Il ne fait aucun doute que cette question, éminemment politique, nous concerne tous, en cela qu’elle appelle à une réflexion plus large sur notre capacité à faire société dans un monde divisé par nature, dans lequel la place de la vérité se voit toujours plus restreinte. La crise sanitaire n’a fait qu’approfondir les antagonismes qui marquent notre société depuis des décennies, mais elle a cela d’inquiétant qu’elle n’a pas empêché une partie considérable de la population de marquer son opposition aux mesures du gouvernement avec une violence peu commune pour notre pays. Les Suisses, longtemps si fiers de leurs institutions, héritage d’une longue tradition de compromis et de modération politique, sont aujourd’hui nombreux à se défier de leurs autorités. Ainsi, l’accusation de “dictature”, régulièrement émise à l’encontre du Conseil fédéral, doit nous faire prendre conscience de la radicalisation effarante à laquelle est aujourd’hui soumis notre débat public.

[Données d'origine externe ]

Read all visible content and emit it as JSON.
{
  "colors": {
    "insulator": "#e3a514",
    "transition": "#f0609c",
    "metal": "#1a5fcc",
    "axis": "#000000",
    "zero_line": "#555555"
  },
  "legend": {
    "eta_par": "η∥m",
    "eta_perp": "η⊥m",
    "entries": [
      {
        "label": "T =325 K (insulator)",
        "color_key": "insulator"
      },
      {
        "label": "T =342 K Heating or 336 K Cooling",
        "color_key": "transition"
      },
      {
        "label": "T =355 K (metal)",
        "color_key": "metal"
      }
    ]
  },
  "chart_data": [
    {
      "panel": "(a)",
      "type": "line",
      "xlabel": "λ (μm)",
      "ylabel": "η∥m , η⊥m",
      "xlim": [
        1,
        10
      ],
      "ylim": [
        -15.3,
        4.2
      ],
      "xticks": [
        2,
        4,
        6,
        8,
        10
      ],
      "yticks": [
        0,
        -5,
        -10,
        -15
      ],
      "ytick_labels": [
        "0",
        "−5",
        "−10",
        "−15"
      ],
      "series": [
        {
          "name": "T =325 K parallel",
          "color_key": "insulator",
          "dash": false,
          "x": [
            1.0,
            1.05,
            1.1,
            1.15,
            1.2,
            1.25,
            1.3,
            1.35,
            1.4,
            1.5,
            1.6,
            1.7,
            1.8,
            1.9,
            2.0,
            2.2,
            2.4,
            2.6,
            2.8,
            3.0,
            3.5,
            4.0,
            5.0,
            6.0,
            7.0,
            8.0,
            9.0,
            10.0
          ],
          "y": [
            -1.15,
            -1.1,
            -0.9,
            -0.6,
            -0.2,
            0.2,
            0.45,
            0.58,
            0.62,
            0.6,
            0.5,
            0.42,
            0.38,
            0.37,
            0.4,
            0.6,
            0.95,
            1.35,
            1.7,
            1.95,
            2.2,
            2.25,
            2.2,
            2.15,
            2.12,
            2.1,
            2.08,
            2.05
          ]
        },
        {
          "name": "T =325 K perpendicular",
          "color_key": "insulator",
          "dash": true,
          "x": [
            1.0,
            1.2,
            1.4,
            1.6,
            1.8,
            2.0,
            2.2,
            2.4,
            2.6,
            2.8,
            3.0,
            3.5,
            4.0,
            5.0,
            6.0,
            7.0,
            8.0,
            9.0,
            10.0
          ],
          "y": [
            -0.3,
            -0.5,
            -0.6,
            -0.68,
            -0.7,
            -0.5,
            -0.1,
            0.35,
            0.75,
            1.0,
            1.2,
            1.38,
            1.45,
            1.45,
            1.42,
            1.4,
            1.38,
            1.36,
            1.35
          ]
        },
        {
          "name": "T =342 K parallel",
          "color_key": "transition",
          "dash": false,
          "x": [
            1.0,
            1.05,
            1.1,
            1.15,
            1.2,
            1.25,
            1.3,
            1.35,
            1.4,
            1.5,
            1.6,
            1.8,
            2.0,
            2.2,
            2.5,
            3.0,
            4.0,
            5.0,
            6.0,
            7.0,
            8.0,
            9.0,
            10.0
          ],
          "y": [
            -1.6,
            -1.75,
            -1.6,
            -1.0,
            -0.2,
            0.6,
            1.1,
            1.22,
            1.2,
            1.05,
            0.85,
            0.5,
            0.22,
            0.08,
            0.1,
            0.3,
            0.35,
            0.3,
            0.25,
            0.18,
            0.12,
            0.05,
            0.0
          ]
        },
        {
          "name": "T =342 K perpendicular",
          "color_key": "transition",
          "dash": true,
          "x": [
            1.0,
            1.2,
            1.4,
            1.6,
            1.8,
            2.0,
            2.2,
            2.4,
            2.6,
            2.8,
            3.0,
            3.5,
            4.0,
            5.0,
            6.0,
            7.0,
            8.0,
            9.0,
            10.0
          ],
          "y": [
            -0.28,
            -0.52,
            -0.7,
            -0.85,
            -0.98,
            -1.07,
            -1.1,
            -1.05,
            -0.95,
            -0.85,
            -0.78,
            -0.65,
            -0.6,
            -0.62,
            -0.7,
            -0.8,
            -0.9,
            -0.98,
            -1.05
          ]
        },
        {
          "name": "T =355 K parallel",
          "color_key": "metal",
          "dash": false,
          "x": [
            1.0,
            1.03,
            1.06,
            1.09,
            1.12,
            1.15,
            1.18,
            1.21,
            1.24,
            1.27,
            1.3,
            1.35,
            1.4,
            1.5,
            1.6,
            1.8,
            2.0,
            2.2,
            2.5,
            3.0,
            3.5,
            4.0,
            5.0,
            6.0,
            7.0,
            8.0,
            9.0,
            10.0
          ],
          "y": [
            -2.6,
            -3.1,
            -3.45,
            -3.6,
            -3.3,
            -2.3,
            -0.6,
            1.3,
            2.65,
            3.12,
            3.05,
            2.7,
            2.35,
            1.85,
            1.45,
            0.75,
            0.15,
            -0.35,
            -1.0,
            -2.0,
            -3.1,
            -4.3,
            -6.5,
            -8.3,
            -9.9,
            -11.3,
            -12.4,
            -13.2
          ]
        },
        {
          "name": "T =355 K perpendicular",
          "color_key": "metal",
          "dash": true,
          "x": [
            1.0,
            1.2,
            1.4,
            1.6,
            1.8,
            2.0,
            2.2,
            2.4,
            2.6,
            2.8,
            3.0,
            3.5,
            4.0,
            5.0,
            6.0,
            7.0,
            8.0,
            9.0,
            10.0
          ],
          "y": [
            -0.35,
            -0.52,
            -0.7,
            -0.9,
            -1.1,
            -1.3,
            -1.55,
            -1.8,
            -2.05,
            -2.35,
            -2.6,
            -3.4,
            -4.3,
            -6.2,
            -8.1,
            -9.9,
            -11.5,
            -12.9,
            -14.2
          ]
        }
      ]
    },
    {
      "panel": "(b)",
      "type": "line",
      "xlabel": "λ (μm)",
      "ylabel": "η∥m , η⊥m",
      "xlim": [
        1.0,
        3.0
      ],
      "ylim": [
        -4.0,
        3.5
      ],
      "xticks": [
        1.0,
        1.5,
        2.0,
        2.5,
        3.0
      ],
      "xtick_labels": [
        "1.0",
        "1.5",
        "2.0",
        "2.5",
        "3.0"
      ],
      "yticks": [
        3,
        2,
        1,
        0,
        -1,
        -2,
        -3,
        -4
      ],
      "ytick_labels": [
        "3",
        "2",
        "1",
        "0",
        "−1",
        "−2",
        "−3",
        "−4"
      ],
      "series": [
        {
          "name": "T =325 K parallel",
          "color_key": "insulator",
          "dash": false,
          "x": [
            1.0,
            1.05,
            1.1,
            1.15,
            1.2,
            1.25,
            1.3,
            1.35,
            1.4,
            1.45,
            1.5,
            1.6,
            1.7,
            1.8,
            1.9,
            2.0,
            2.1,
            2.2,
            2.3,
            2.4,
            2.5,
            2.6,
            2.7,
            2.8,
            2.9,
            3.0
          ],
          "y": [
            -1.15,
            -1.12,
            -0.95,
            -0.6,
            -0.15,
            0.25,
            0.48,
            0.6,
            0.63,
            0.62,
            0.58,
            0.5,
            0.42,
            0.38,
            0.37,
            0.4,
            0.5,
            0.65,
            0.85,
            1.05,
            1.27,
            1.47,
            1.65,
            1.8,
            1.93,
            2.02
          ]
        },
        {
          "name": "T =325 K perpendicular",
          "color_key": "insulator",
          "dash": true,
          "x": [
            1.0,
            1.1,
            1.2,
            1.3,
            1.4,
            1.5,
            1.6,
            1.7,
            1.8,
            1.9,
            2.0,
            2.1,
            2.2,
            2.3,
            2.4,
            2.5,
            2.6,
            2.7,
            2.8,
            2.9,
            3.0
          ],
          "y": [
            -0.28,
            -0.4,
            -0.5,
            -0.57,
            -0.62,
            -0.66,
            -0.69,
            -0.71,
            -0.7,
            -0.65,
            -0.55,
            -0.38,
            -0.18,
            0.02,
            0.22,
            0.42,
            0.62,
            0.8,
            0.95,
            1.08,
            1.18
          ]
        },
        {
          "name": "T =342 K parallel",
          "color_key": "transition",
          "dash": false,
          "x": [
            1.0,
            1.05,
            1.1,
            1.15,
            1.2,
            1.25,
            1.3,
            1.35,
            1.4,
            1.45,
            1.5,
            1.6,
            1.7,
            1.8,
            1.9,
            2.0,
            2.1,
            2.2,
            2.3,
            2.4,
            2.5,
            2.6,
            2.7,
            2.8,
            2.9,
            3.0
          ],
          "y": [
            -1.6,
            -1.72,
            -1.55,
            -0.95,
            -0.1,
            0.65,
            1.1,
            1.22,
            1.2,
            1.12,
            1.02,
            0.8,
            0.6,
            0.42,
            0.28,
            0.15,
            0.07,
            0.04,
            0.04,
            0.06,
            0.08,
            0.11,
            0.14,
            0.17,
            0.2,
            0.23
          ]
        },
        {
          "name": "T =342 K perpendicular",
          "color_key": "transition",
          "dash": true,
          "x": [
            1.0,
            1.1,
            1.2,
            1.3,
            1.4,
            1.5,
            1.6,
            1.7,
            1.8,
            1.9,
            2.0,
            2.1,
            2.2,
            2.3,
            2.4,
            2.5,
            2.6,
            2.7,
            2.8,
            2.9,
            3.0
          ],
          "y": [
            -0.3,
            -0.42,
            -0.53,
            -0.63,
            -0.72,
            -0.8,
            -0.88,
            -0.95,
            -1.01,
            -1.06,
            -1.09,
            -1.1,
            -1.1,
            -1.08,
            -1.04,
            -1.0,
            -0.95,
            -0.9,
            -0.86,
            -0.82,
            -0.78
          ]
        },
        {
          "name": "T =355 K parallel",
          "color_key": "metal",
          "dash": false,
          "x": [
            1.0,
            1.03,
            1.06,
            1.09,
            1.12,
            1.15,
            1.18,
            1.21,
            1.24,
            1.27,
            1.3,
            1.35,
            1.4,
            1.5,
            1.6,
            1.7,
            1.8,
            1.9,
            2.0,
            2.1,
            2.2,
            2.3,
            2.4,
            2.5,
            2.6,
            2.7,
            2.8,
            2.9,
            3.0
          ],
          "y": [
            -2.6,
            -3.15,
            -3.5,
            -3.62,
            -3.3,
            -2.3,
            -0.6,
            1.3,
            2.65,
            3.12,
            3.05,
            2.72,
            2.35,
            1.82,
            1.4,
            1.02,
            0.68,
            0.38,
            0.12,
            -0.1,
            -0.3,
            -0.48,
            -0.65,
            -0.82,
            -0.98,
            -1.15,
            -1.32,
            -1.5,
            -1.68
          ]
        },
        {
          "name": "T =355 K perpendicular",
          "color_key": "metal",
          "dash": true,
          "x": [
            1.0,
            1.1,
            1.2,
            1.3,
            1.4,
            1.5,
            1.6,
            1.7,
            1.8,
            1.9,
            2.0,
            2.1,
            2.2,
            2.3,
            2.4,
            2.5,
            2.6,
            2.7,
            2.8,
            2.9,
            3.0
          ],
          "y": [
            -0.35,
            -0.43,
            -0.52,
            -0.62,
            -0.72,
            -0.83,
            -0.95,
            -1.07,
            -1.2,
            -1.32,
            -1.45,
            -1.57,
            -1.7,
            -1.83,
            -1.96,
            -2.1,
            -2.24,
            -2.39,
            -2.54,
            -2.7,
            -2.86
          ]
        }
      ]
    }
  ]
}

Il est évident que notre pays a toujours été marqué par de profondes divisions sociales et culturelles. Notre unité artificielle, faite de diversité, fonde notre identité commune, puisque comme peu d’autres nations, la Suisse tire sa force de l’institutionnalisation de ses contradictions internes. L’Etat fédéral que nous connaissons est le fruit d’une guerre civile. En outre, certaines questions touchant à notre identité, telle que l’histoire contrastée de nos relations avec l’Allemagne pendant la seconde guerre mondiale, ont pu être résolues grâce à un travail de mémoire honnête et détaillé.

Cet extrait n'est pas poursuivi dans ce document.